Dolayısıyla sanık … ün olaydan menfaat eden durumunda olmayıp hesabından çıkan para ile sonradan yatan paranın birbirini karşıladığı, sanık savunmasının bu şekliyle kabul edilebilir olduğu, sanık … in hesabına giren paranın bankaya icra aşamasında ödenmiş olmasının da sanığın suç kastı olmadığı savunmasını desteklediği kanısıyla … numaralı iddia ve bu iddia bakımından sanık … in beraatine karar vermek gerekmiştir.” kanaatine varılmıştır.

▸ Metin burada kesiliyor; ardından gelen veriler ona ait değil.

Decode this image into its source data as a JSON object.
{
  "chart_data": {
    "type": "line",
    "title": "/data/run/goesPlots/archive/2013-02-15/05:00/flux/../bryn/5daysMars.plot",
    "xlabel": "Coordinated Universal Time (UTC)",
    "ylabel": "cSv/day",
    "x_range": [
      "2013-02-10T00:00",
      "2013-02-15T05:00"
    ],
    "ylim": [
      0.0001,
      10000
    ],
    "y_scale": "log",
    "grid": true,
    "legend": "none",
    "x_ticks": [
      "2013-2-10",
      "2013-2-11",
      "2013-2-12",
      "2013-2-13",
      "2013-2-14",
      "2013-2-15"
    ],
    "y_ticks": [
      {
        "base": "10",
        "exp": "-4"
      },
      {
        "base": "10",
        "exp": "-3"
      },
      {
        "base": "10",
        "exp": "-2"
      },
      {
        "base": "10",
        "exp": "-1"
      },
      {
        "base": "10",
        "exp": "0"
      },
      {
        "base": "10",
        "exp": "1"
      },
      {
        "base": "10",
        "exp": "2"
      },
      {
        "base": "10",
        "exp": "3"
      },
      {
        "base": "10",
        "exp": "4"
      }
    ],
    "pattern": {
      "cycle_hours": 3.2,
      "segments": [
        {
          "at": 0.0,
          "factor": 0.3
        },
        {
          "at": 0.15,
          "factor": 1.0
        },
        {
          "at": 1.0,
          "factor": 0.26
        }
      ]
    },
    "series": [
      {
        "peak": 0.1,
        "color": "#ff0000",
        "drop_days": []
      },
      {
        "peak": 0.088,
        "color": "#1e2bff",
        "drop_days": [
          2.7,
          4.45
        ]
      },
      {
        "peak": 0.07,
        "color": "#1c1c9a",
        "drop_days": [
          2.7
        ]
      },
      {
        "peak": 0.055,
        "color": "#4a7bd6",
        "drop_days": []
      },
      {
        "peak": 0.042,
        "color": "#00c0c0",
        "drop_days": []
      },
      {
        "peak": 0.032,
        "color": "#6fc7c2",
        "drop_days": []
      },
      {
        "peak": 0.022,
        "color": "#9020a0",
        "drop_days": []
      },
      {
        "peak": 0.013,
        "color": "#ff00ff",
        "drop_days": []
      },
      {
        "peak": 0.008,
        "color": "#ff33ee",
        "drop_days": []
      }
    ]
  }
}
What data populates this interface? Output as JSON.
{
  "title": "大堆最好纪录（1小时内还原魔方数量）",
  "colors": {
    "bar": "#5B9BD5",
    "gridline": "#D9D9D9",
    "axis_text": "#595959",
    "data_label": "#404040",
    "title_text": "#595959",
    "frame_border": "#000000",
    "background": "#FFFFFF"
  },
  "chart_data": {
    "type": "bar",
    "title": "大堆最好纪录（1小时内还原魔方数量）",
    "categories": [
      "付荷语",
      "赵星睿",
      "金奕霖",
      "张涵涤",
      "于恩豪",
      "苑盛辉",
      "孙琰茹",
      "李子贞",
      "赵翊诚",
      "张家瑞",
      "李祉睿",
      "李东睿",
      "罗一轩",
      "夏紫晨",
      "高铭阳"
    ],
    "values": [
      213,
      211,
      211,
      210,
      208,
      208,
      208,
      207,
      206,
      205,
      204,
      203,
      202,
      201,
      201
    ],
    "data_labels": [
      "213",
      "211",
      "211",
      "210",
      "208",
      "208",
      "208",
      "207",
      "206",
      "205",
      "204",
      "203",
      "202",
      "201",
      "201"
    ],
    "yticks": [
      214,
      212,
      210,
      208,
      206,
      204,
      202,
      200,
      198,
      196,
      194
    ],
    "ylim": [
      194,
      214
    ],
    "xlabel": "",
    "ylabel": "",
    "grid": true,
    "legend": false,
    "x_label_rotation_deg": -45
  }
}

Tüm bu hususlar birlikte değerlendirildiğinde; davalı yetkilisi hakkında ağır ceza mahkemesince verilen beraat kararının kesinleşmesinin dosyamıza bir yenilik katmayacağı, hukuk mahkemesinin beraat kararı ile bağlı olmadığı gibi gerek ceza dosyasında yapılan gerekçeli tespitler, gerek alınan bilirkişi raporları ve davacı banka teftiş kurulu tarafından düzenlenen müfettiş raporu birlikte değerlendirildiğinde davalı şirket yetkilisinin kredi kullanımından haberdar olmadığını, dava evvel de hesaplarından eksilen para olduğunu ve bu krediyle eksik hesabın kapatıldığını iddia ettiği, kayıtlara göre davaya konu kredi kullandırımından önce davalı şirketin hesabından … tarihinde …-Tl para çıkışı yapıldığı, bu para çıkışı sırasında davalı şirket yetkililerinin bankada bulunmadığı, banka içinde bir teslim olmadığı, yine davalı şirket hesabından … tarihinde 3 parça olarak toplam …-TL çekilmesine yönelik işlem yapılmasına rağmen banka güvenlik kaydı görüntülerinde yine davalı şirket yetkililerinin bankada olmadıklarının ve fiili bir para teslimi olmadığının tespit edildiği, bu durum karısında davalı şirket yetkilisinin beyanlarına itibar edilmesi gerektiği yine icra takibine konu olan alacağın davalı şirket temsilcisi … tarafından da takip sırasında yatırılmış olduğu dikkate alındığında davanın reddine karar vermek gerekmiş ve aşağıdaki şekilde hüküm kurulmuştur.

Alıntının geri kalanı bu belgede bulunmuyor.